A litigância abusiva é um fenômeno que desafia a eficiência e a credibilidade do sistema de justiça brasileiro, caracterizando-se pelo uso inadequado do aparato judicial para finalidades que desviam do legítimo interesse de resolução de conflitos. Definida pela recomendação 159 do CNJ - Conselho Nacional de Justiça, em vigor desde 23 de outubro de 2024, a prática envolve condutas processuais que comprometem a boa-fé e a cooperação no processo, como a apresentação de ações repetitivas e infundadas, o fatiamento de litígios em múltiplas demandas e o uso do sistema judicial como instrumento de pressão ou intimidação.

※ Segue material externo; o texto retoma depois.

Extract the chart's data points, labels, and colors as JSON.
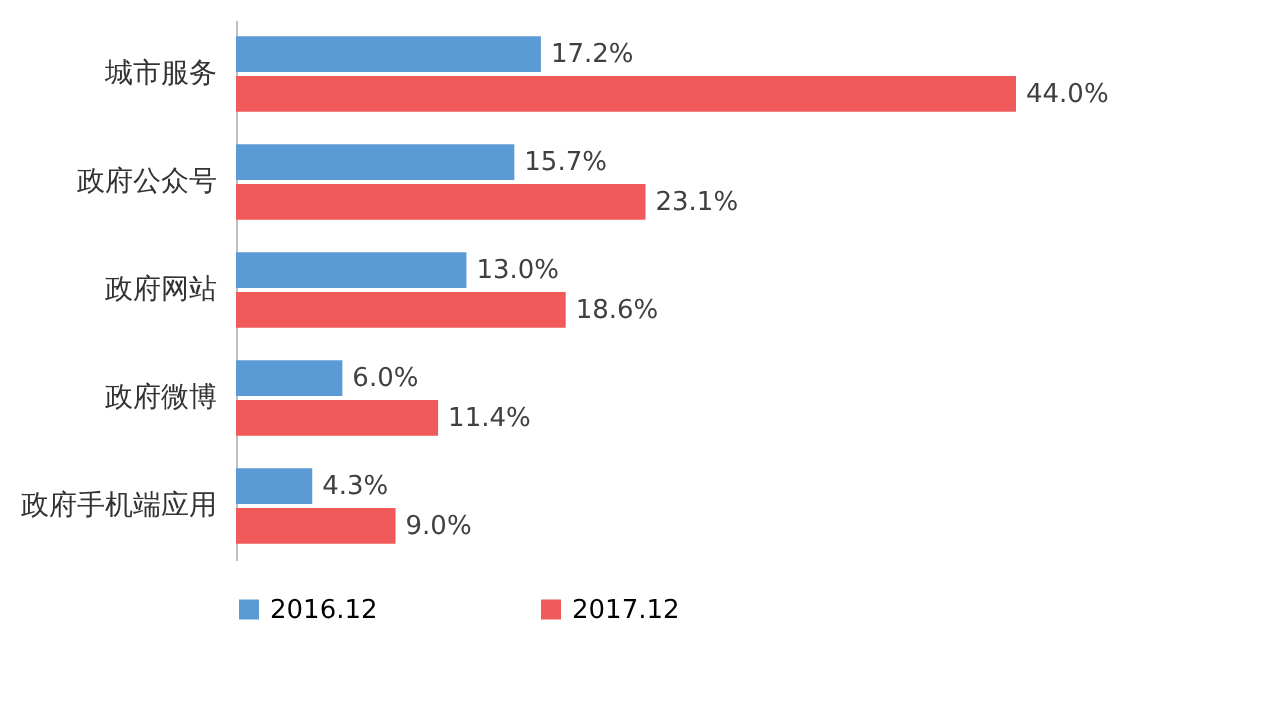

No Brasil, os impactos da litigância abusiva são amplamente evidenciados pelos dados apresentados no relatório Justiça em números 2024, que aponta a existência de 83,8 milhões de processos em tramitação no país em 2023, um aumento de 1,1% em relação ao ano anterior. Esse volume resulta, em grande parte, da entrada de 35,3 milhões de novos casos no mesmo período, o maior patamar da série histórica, com crescimento de 9,4% em comparação a 2022. A judicialização excessiva e fragmentada, características da litigância abusiva, contribuem diretamente para o congestionamento processual, que se manteve em 70,5%, ou seja, a cada 100 processos tramitados, apenas 30 foram efetivamente resolvidos no mesmo ano.
A fragmentação de demandas, conhecida como fatiamento de ações – quando há divisão, de forma temerária, de uma única causa em várias ações - é um exemplo emblemático do impacto da litigância abusiva. Essa prática exige que magistrados e servidores dediquem tempo e recursos a demandas similares ou idênticas, gerando desperdício e inflacionando artificialmente o número de processos. O tempo médio de tramitação dos processos pendentes no Brasil foi de 4 anos e 3 meses, sendo ainda mais elevado em casos de execução fiscal, que podem durar 6 anos e 9 meses.
Além dos efeitos sobre o funcionamento da Justiça, a litigância abusiva também gera impactos econômicos significativos. As despesas totais do Judiciário em 2023 alcançaram R$ 132,8 bilhões, o equivalente a 1,2% do PIB brasileiro, refletindo os altos custos operacionais para lidar com o volume crescente de processos. Essas despesas são agravadas pelo uso estratégico de litígios por escritórios especializados, muitas vezes movidos por interesses econômicos que comprometem a eficiência do sistema judicial e aumentam os custos para empresas e cidadãos.
Setores como o bancário, a saúde suplementar e o transporte aéreo são particularmente vulneráveis a práticas de litigância predatória. No setor bancário, por exemplo, escritórios ingressam com milhares de ações idênticas contra instituições financeiras, alegando abusividade de cláusulas contratuais padrão. Já na saúde suplementar, consumidores acionam judicialmente operadoras de planos de saúde para obter coberturas de tratamentos estéticos não previstos em contrato, sobrecarregando o sistema judicial e gerando custos adicionais que são repassados aos beneficiários. No setor aéreo, a litigância abusiva, marcada por ações repetitivas e consumidores serializados, aumenta custos operacionais e sobrecarrega o Judiciário. Já houve cancelamento de rotas e o setor alerta para os riscos econômicos que podem comprometer operações em regiões menos rentáveis.
Apesar dos desafios, o Relatório Justiça em Números 2024 aponta avanços significativos, como o aumento da digitalização dos processos, que já representam 90,6% dos casos em tramitação, e a adoção do modelo "Juízo 100% Digital", que visa acelerar procedimentos e reduzir custos. Essas iniciativas reforçam o papel do Judiciário em adotar soluções inovadoras para enfrentar a litigância abusiva.
O combate a essa prática exige esforços coordenados e assertivos, como os previstos na recomendação 159 do CNJ. A implementação de ferramentas tecnológicas, a promoção de métodos alternativos de resolução de conflitos e a aplicação de sanções por má-fé processual são medidas essenciais para mitigar os danos ao sistema de justiça e à economia. A litigância abusiva é, sem dúvida, um dos maiores desafios para a eficiência e a credibilidade do Judiciário brasileiro, mas também uma oportunidade para fortalecer sua capacidade de servir à sociedade de maneira justa e eficaz.